• If you purchase an airplane on credit, you would recognize an asset (the airplane) and a liability (for the amount of money you owe on the airplane)
  • This would increase your company’s debt; you would appear to be a greater credit risk and get charged higher interest rates. Also, investors would be concerned about the ability to make the payments so your company would be less attractive
  • To keep the debt off the Balance Sheet, companies would not purchase the airplane but would instead rent (aka “lease”) the airplane
  • This way, the company recognizes Rent Expense every period, but it doesn’t capitalize the asset (and thus, the rent payments that will be owed did not appear on the Balance Sheet)
  • Companies devised complicated lease agreements to keep debt off their Balance Sheet. This gave rise to an entire industry of leasing companies that handle the arrangements.  Major airlines did not have any airplanes appearing on the Balance Sheet because they used leases to keep the debt off their Balance Sheet
  • Many people criticized this approach, saying that companies were abusing lease accounting to hide debt. The main argument of critics was this:  if you enter into a 75-year lease to rent a building, the risks and benefits of owning that building have effectively been transferred to you, even though you didn’t technically take legal title to the building


  • The FASB recently passed a new lease accounting standard to address the issue described above
  • Now, lessees must capitalize all leases that have a lease term longer than one year
  • This means the lessee (the company renting the airplane, building, etc.) will recognize the thing being leased as an asset on its Balance Sheet, and it will recognize a liability to reflect its obligation (the future lease payments) to the lessor. The obligation will be discounted to its present value
  • The impact of the new rule is substantial. Firms are being forced to add nearly $2 trillion in assets (along with the associated liabilities) to their Balance Sheets!
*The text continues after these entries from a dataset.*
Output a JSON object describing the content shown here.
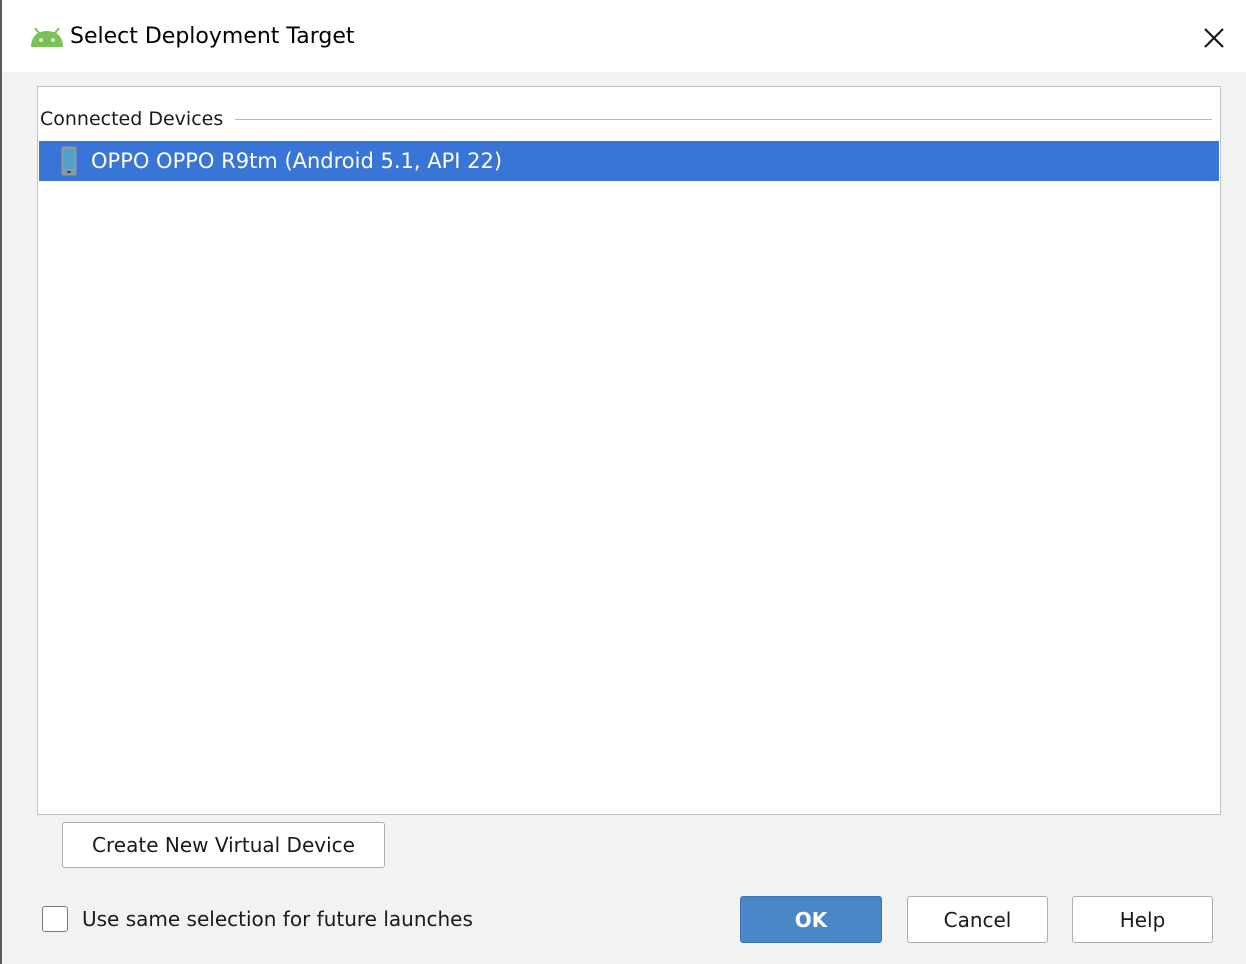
{
  "dialog": {
    "title": "Select Deployment Target"
  },
  "icons": {
    "app": "android-icon",
    "close": "close-icon",
    "device": "phone-icon"
  },
  "colors": {
    "selection": "#3875d7",
    "ok_button": "#4a86c8",
    "android_green": "#78c257"
  },
  "devices": {
    "section_label": "Connected Devices",
    "items": [
      {
        "label": "OPPO OPPO R9tm (Android 5.1, API 22)",
        "selected": true
      }
    ]
  },
  "buttons": {
    "create_virtual": "Create New Virtual Device",
    "ok": "OK",
    "cancel": "Cancel",
    "help": "Help"
  },
  "options": {
    "future_label": "Use same selection for future launches",
    "future_checked": false
  }
}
Here is how the new lease accounting works:

  • Lessees must classify a lease as one of two types:
    • Finance lease (from the lessor’s perspective, this is a sales-type lease1)
    • Operating Lease
  • Both approaches (a finance lease or an operating lease) result in an asset and liability being booked on the Balance Sheet. However, there are some differences in the accounting:
    • For a finance lease:
      • The total expense related to the lease is different each period
        • Amortization Expense is recorded to reduce the value of the asset
        • Interest Expense on the lease liability is recorded
      • For an operating lease:
        • The total expense related to the lease is the same each period
        • You record an account called Lease Expense each period
        • Interest Expense is not reported; interest is part of Lease Expense
        • Amortization Expense is not reported; a plug amount keeps Lease Expense the same each period; the plug amount reduces the asset’s book value
      • Here is how you determine whether a lease is a finance lease or an operating lease:
        • A lease is a finance lease if it is noncancelable and one of the following is true:
          • Ownership of the asset will be transferred to the lessee at the end of the lease
          • The lessee can purchase the asset for a bargain price at the end of the lease
          • The lease term is at least 75% of the expected economic life of the asset
          • The present value of the lease payments is at least 90% of the asset’s fair value
          • The asset is specialized and will have no value to the lessor at the end of the lease

Note:  if you’re confused about the whole lessee/lessor concept, think about it like this:  if you are renting an apartment from a landlord, then you are the lessee and the landlord is the lessor

[1] If the lessor is a financial institution, the lessor refers to it as a direct financing lease.